When you think of gambling, your mind probably goes to high-stakes bouts of chance where fortunes can be won or lost in a split second. But, as you may have guessed from watching Chevy Chase in National Lampoon’s Vegas Vacation, not much in a casino is more carefully engineered than the slot machines. In fact, Schull reports that they account for more than half of the industry’s profits and are responsible for the majority of the public’s perception that casinos are seductive playgrounds where people go to win big money.
One theory that explains the popularity of slot machines is that near misses act as conditional reinforcers by approximating the feedback of a loss. This is said to increase the frequency of a person’s gambling response, but experimental tests have not confirmed this idea.
The most recent study to examine this hypothesis was by Kassinove and Schare, who had participants play a four-reel slot machine simulation for money. Then, they manipulated the frequency of near-miss presentations, giving some groups 15% and others 30% or 45% of chances for a near miss.

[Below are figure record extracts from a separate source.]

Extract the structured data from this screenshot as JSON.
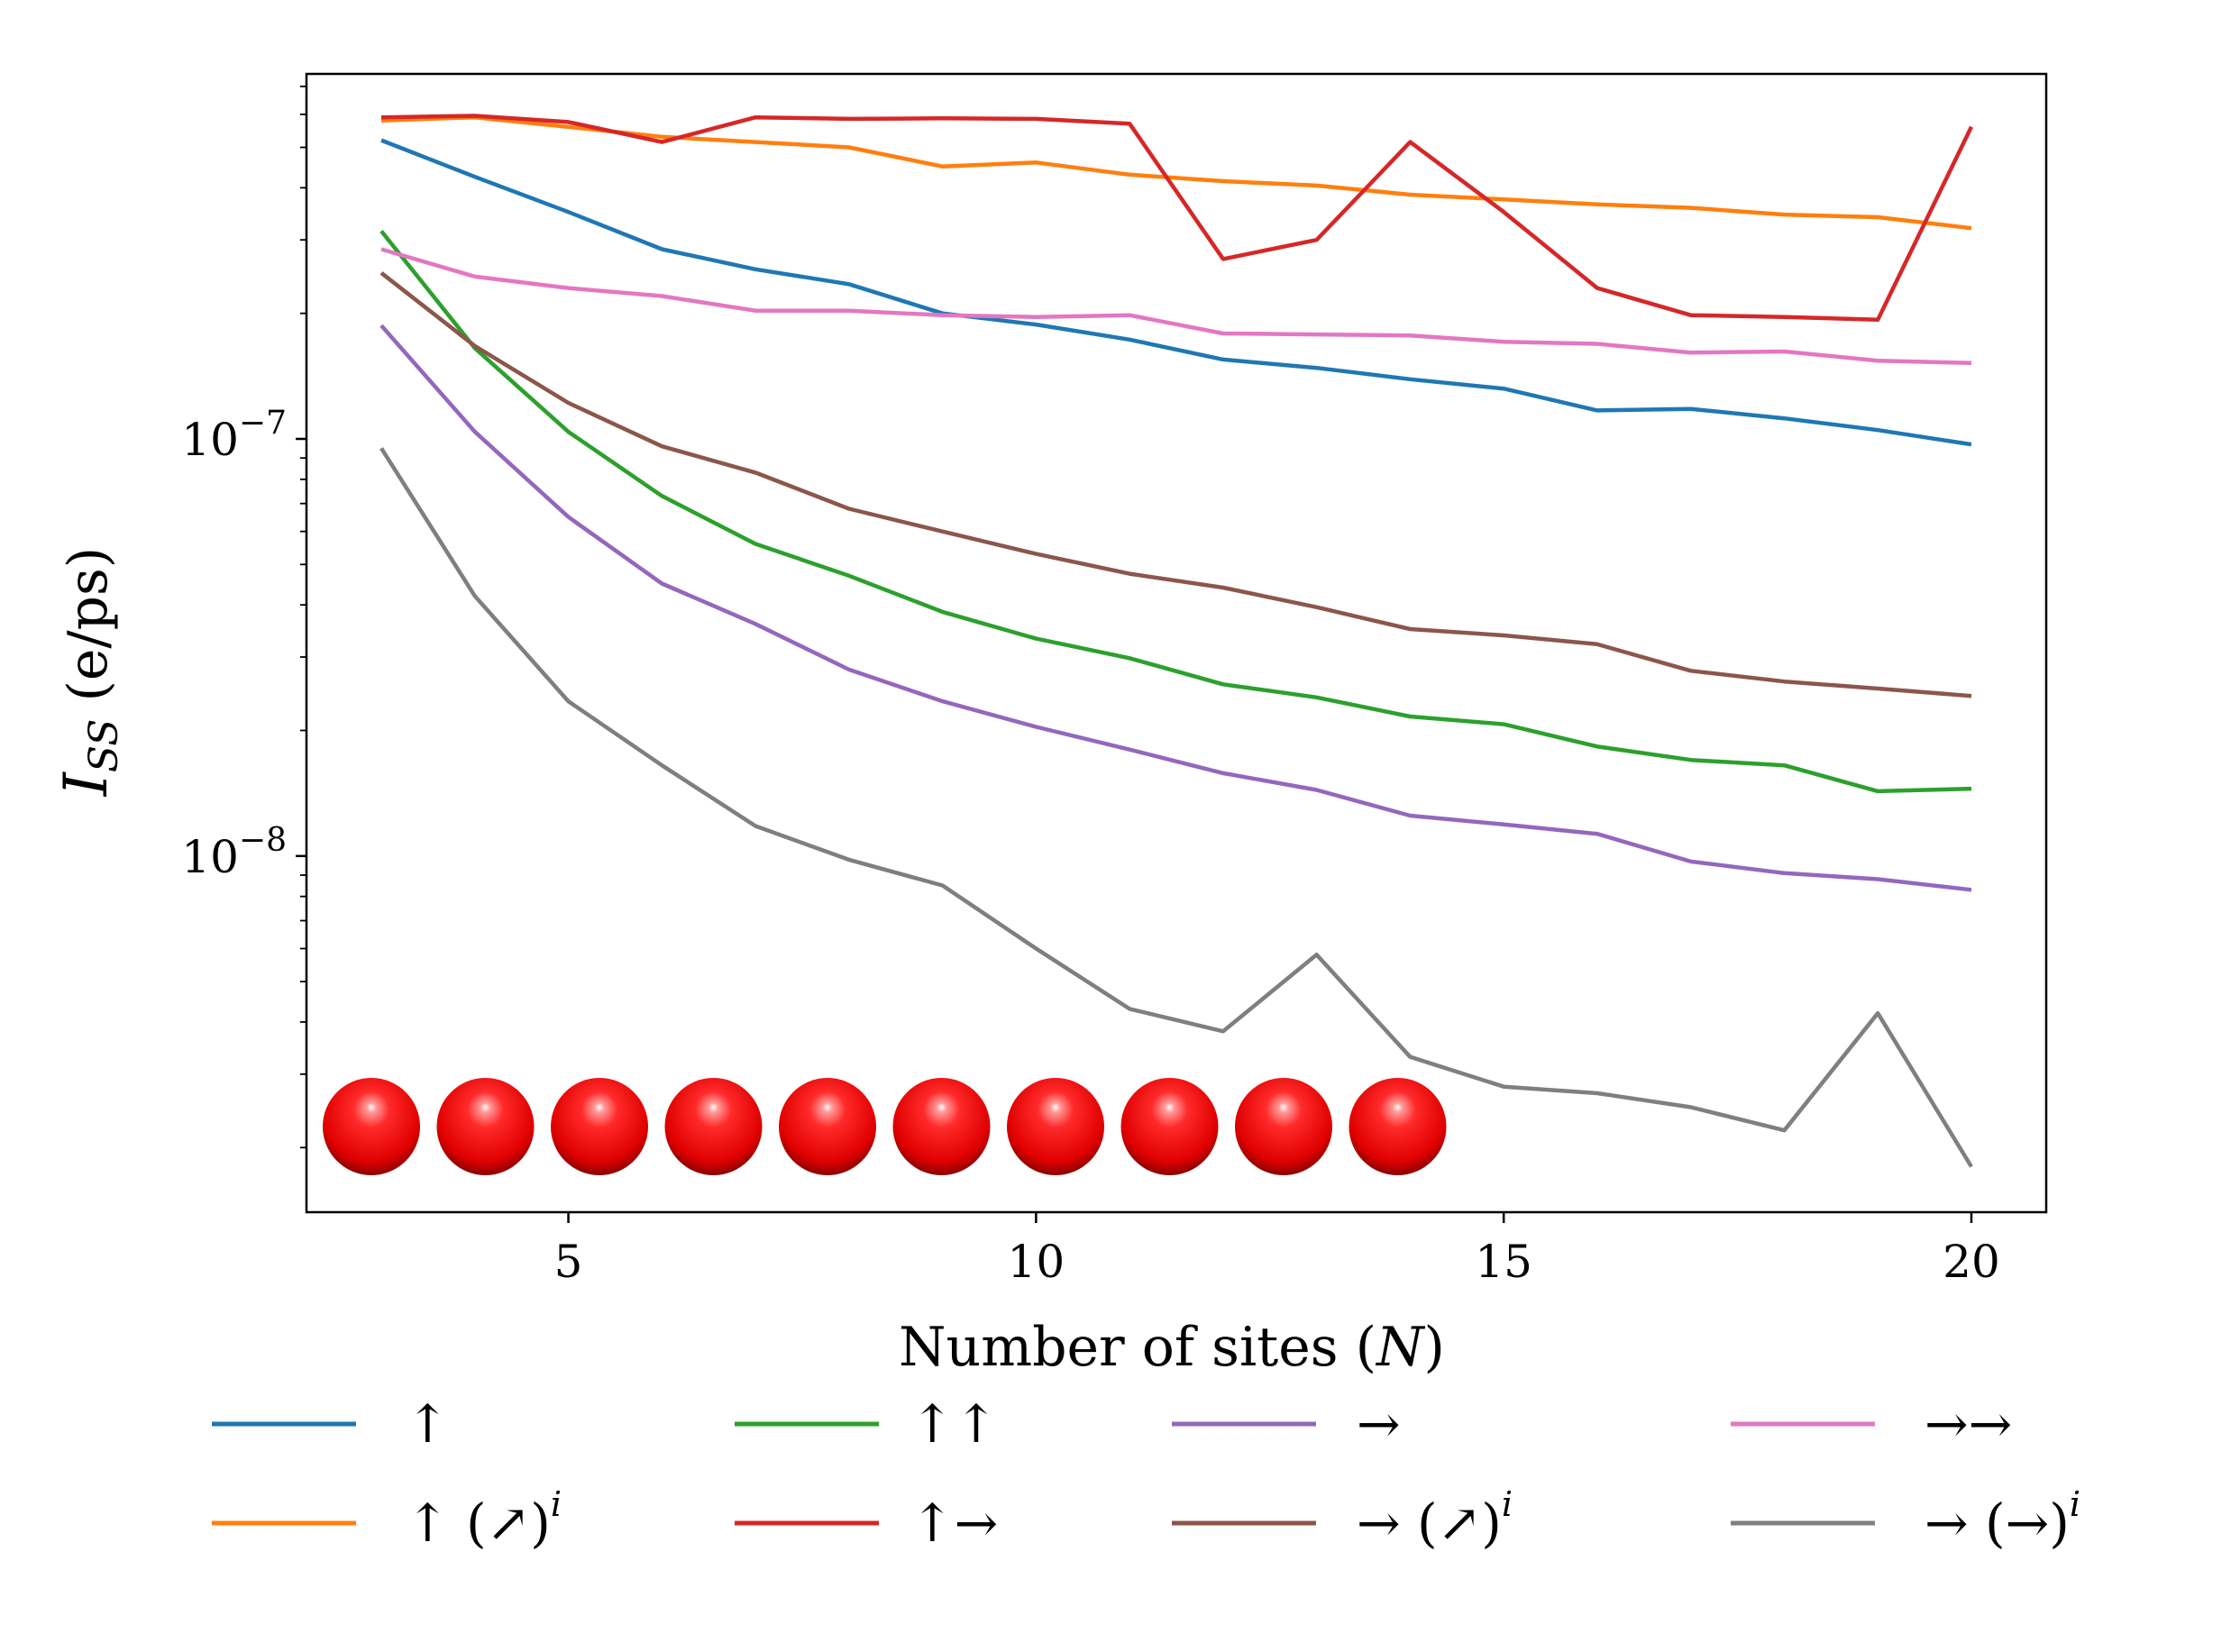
{
  "chart_data": {
    "type": "line",
    "title": "",
    "xlabel": "Number of sites (N)",
    "ylabel": "I_SS (e/ps)",
    "ylabel_main": "I",
    "ylabel_sub": "SS",
    "ylabel_unit": " (e/ps)",
    "xlabel_main": "Number of sites (",
    "xlabel_var": "N",
    "xlabel_end": ")",
    "yscale": "log",
    "xlim": [
      2.2,
      20.8
    ],
    "ylim": [
      1.4e-09,
      7.5e-07
    ],
    "x_ticks": [
      5,
      10,
      15,
      20
    ],
    "x_tick_labels": [
      "5",
      "10",
      "15",
      "20"
    ],
    "y_ticks": [
      1e-08,
      1e-07
    ],
    "y_tick_labels": [
      {
        "base": "10",
        "exp": "−8"
      },
      {
        "base": "10",
        "exp": "−7"
      }
    ],
    "grid": false,
    "legend_position": "below",
    "x": [
      3,
      4,
      5,
      6,
      7,
      8,
      9,
      10,
      11,
      12,
      13,
      14,
      15,
      16,
      17,
      18,
      19,
      20
    ],
    "series": [
      {
        "name": "↑",
        "color": "#1f77b4",
        "values": [
          5.2e-07,
          4.25e-07,
          3.5e-07,
          2.85e-07,
          2.55e-07,
          2.35e-07,
          2e-07,
          1.88e-07,
          1.73e-07,
          1.55e-07,
          1.48e-07,
          1.39e-07,
          1.32e-07,
          1.17e-07,
          1.18e-07,
          1.12e-07,
          1.05e-07,
          9.7e-08
        ]
      },
      {
        "name": "↑ (↗)",
        "sup": "i",
        "color": "#ff7f0e",
        "values": [
          5.8e-07,
          5.9e-07,
          5.6e-07,
          5.3e-07,
          5.15e-07,
          5e-07,
          4.5e-07,
          4.6e-07,
          4.3e-07,
          4.15e-07,
          4.05e-07,
          3.85e-07,
          3.75e-07,
          3.65e-07,
          3.58e-07,
          3.45e-07,
          3.4e-07,
          3.2e-07
        ]
      },
      {
        "name": "↑↑",
        "color": "#2ca02c",
        "values": [
          3.15e-07,
          1.65e-07,
          1.04e-07,
          7.3e-08,
          5.6e-08,
          4.7e-08,
          3.85e-08,
          3.32e-08,
          2.98e-08,
          2.58e-08,
          2.4e-08,
          2.16e-08,
          2.07e-08,
          1.83e-08,
          1.7e-08,
          1.65e-08,
          1.43e-08,
          1.45e-08
        ]
      },
      {
        "name": "↑→",
        "color": "#d62728",
        "values": [
          5.9e-07,
          5.95e-07,
          5.75e-07,
          5.15e-07,
          5.9e-07,
          5.85e-07,
          5.87e-07,
          5.85e-07,
          5.7e-07,
          2.7e-07,
          3e-07,
          5.15e-07,
          3.5e-07,
          2.3e-07,
          1.98e-07,
          1.96e-07,
          1.93e-07,
          5.6e-07
        ]
      },
      {
        "name": "→",
        "color": "#9467bd",
        "values": [
          1.87e-07,
          1.04e-07,
          6.5e-08,
          4.5e-08,
          3.6e-08,
          2.8e-08,
          2.35e-08,
          2.04e-08,
          1.8e-08,
          1.58e-08,
          1.44e-08,
          1.25e-08,
          1.19e-08,
          1.13e-08,
          9.7e-09,
          9.1e-09,
          8.8e-09,
          8.3e-09
        ]
      },
      {
        "name": "→ (↗)",
        "sup": "i",
        "color": "#8c564b",
        "values": [
          2.5e-07,
          1.67e-07,
          1.22e-07,
          9.6e-08,
          8.3e-08,
          6.8e-08,
          6e-08,
          5.3e-08,
          4.75e-08,
          4.4e-08,
          3.95e-08,
          3.5e-08,
          3.38e-08,
          3.22e-08,
          2.78e-08,
          2.62e-08,
          2.52e-08,
          2.42e-08
        ]
      },
      {
        "name": "→→",
        "color": "#e377c2",
        "values": [
          2.85e-07,
          2.45e-07,
          2.3e-07,
          2.2e-07,
          2.03e-07,
          2.03e-07,
          1.98e-07,
          1.96e-07,
          1.98e-07,
          1.79e-07,
          1.78e-07,
          1.77e-07,
          1.71e-07,
          1.69e-07,
          1.61e-07,
          1.62e-07,
          1.54e-07,
          1.52e-07
        ]
      },
      {
        "name": "→ (→)",
        "sup": "i",
        "color": "#7f7f7f",
        "values": [
          9.5e-08,
          4.2e-08,
          2.35e-08,
          1.65e-08,
          1.18e-08,
          9.8e-09,
          8.5e-09,
          6e-09,
          4.3e-09,
          3.8e-09,
          5.8e-09,
          3.3e-09,
          2.8e-09,
          2.7e-09,
          2.5e-09,
          2.2e-09,
          4.2e-09,
          1.8e-09
        ]
      }
    ],
    "inset_spheres": {
      "count": 10,
      "color": "#ff2020"
    }
  }
}
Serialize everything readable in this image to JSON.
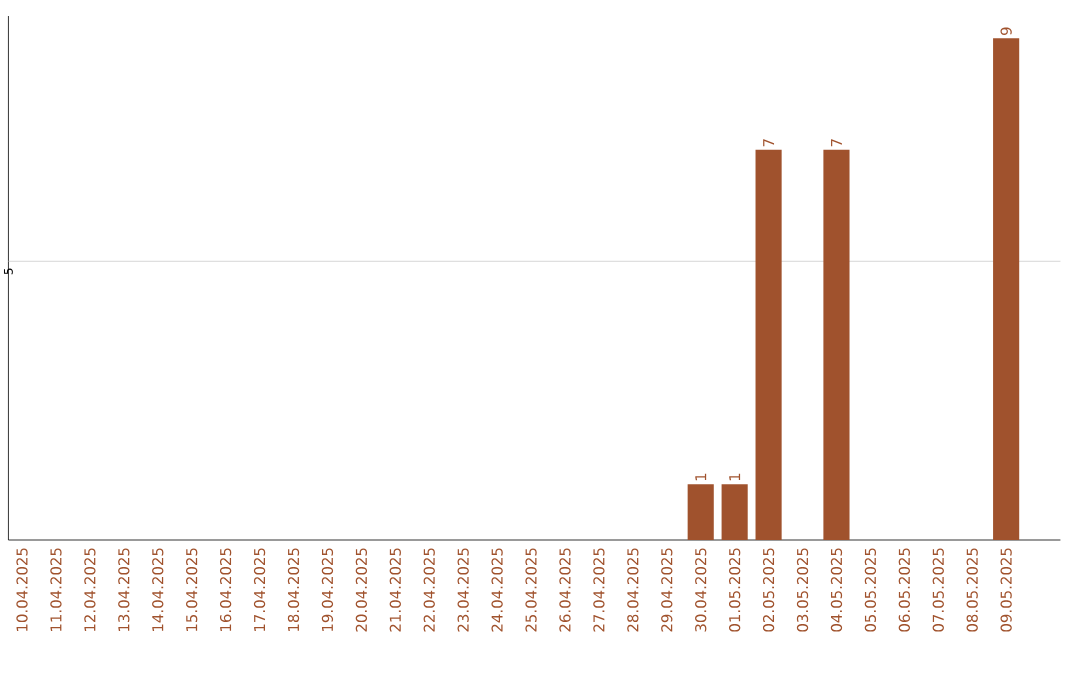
{
  "chart_data": {
    "type": "bar",
    "categories": [
      "10.04.2025",
      "11.04.2025",
      "12.04.2025",
      "13.04.2025",
      "14.04.2025",
      "15.04.2025",
      "16.04.2025",
      "17.04.2025",
      "18.04.2025",
      "19.04.2025",
      "20.04.2025",
      "21.04.2025",
      "22.04.2025",
      "23.04.2025",
      "24.04.2025",
      "25.04.2025",
      "26.04.2025",
      "27.04.2025",
      "28.04.2025",
      "29.04.2025",
      "30.04.2025",
      "01.05.2025",
      "02.05.2025",
      "03.05.2025",
      "04.05.2025",
      "05.05.2025",
      "06.05.2025",
      "07.05.2025",
      "08.05.2025",
      "09.05.2025"
    ],
    "values": [
      null,
      null,
      null,
      null,
      null,
      null,
      null,
      null,
      null,
      null,
      null,
      null,
      null,
      null,
      null,
      null,
      null,
      null,
      null,
      null,
      1,
      1,
      7,
      null,
      7,
      null,
      null,
      null,
      null,
      9
    ],
    "data_labels": true,
    "color": "#a0522d",
    "ylim": [
      0,
      9.4
    ],
    "tick_labels": "x",
    "ref_lines": [
      {
        "axis": "y",
        "value": 5,
        "label": "5",
        "color": "#cccccc"
      }
    ]
  }
}
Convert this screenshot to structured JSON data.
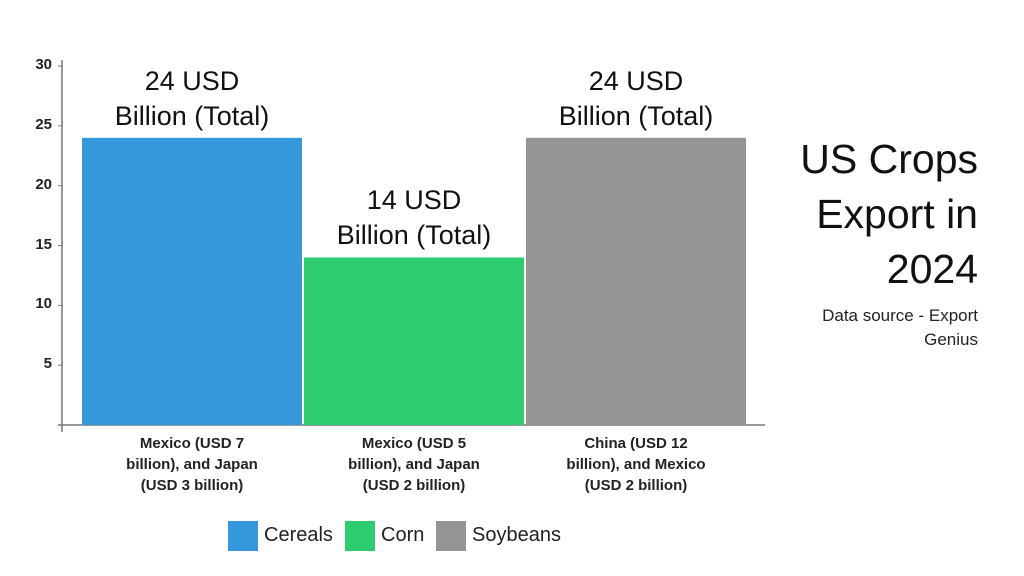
{
  "chart_data": {
    "type": "bar",
    "title": "US Crops Export in 2024",
    "subtitle": "Data source - Export Genius",
    "categories": [
      "Mexico (USD 7 billion), and Japan (USD 3 billion)",
      "Mexico (USD 5 billion), and Japan (USD 2 billion)",
      "China (USD 12 billion), and Mexico (USD 2 billion)"
    ],
    "values": [
      24,
      14,
      24
    ],
    "value_labels": [
      "24 USD Billion (Total)",
      "14 USD Billion (Total)",
      "24 USD Billion (Total)"
    ],
    "colors": [
      "#3498db",
      "#2ecc71",
      "#959595"
    ],
    "legend_labels": [
      "Cereals",
      "Corn",
      "Soybeans"
    ],
    "ylim": [
      0,
      30
    ],
    "yticks": [
      5,
      10,
      15,
      20,
      25,
      30
    ],
    "grid": false
  }
}
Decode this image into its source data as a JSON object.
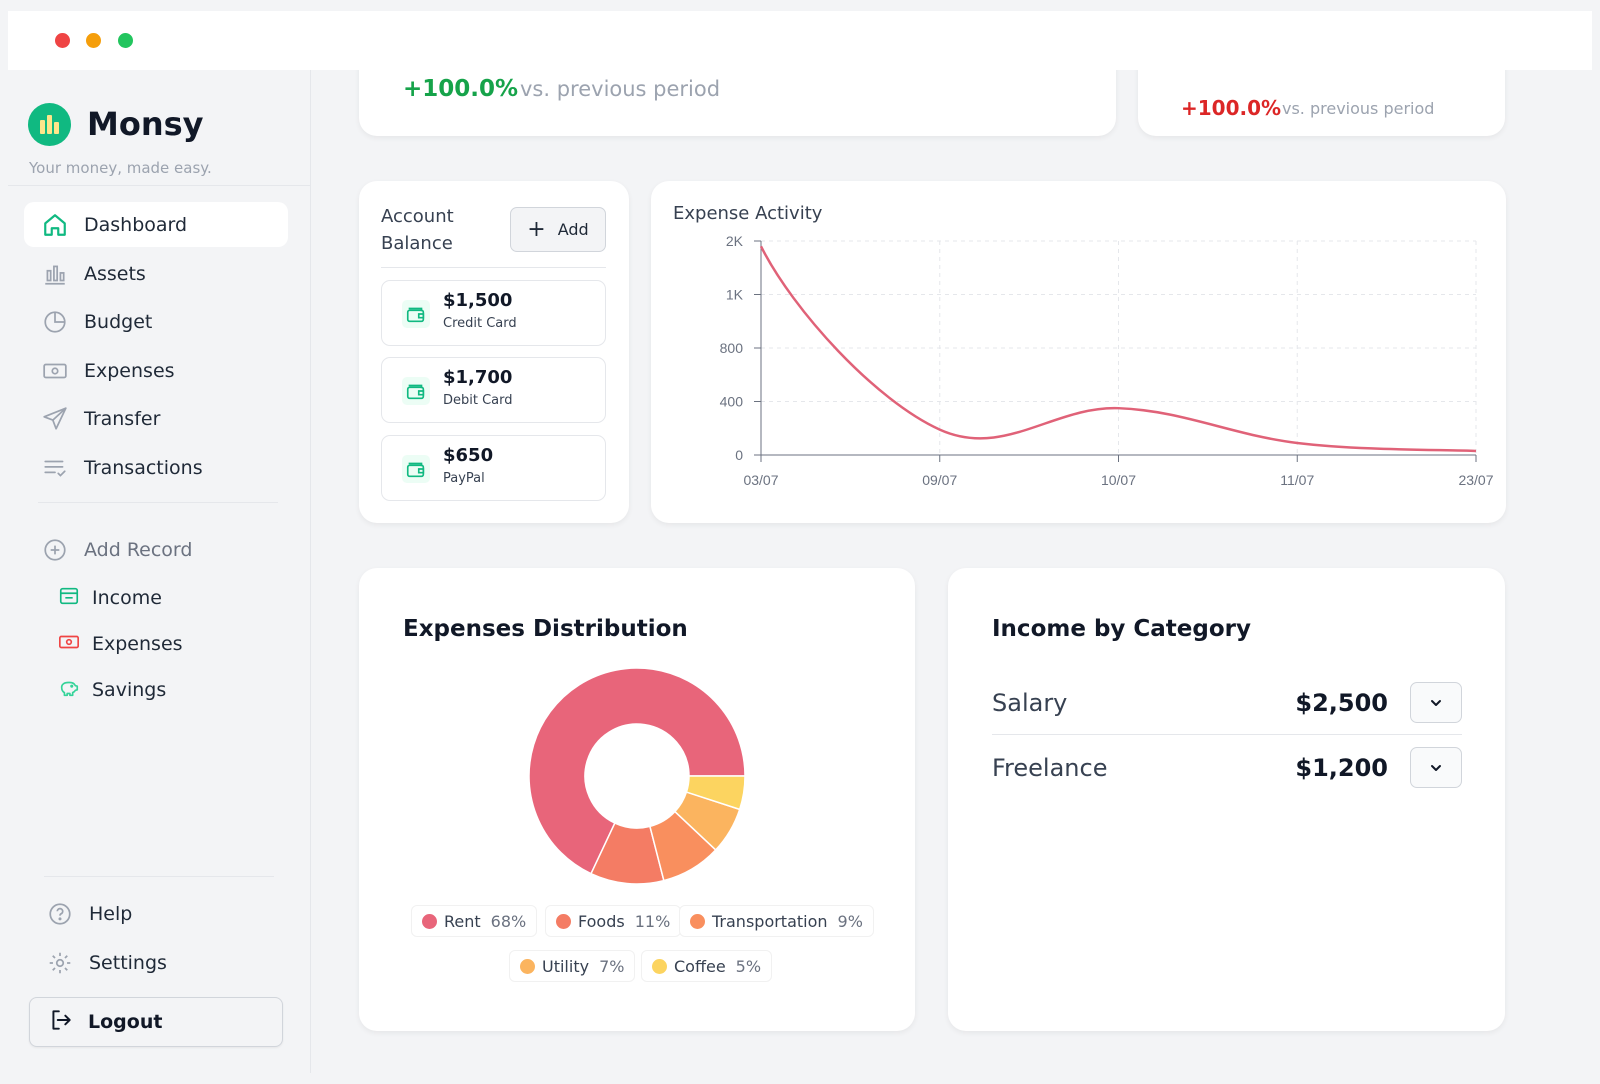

After a set number of required trials, the machines stopped paying out wins. The 30% group showed the most persistence and a self-report questionnaire found that they were more likely to be willing to return and play in the future.
So, next time you see a slot machine, take a closer look at the layout to understand how it works. But don’t be like Clark from the movie, playing slots for hours on end. Instead, learn to appreciate the odds and use probability to make smart decisions.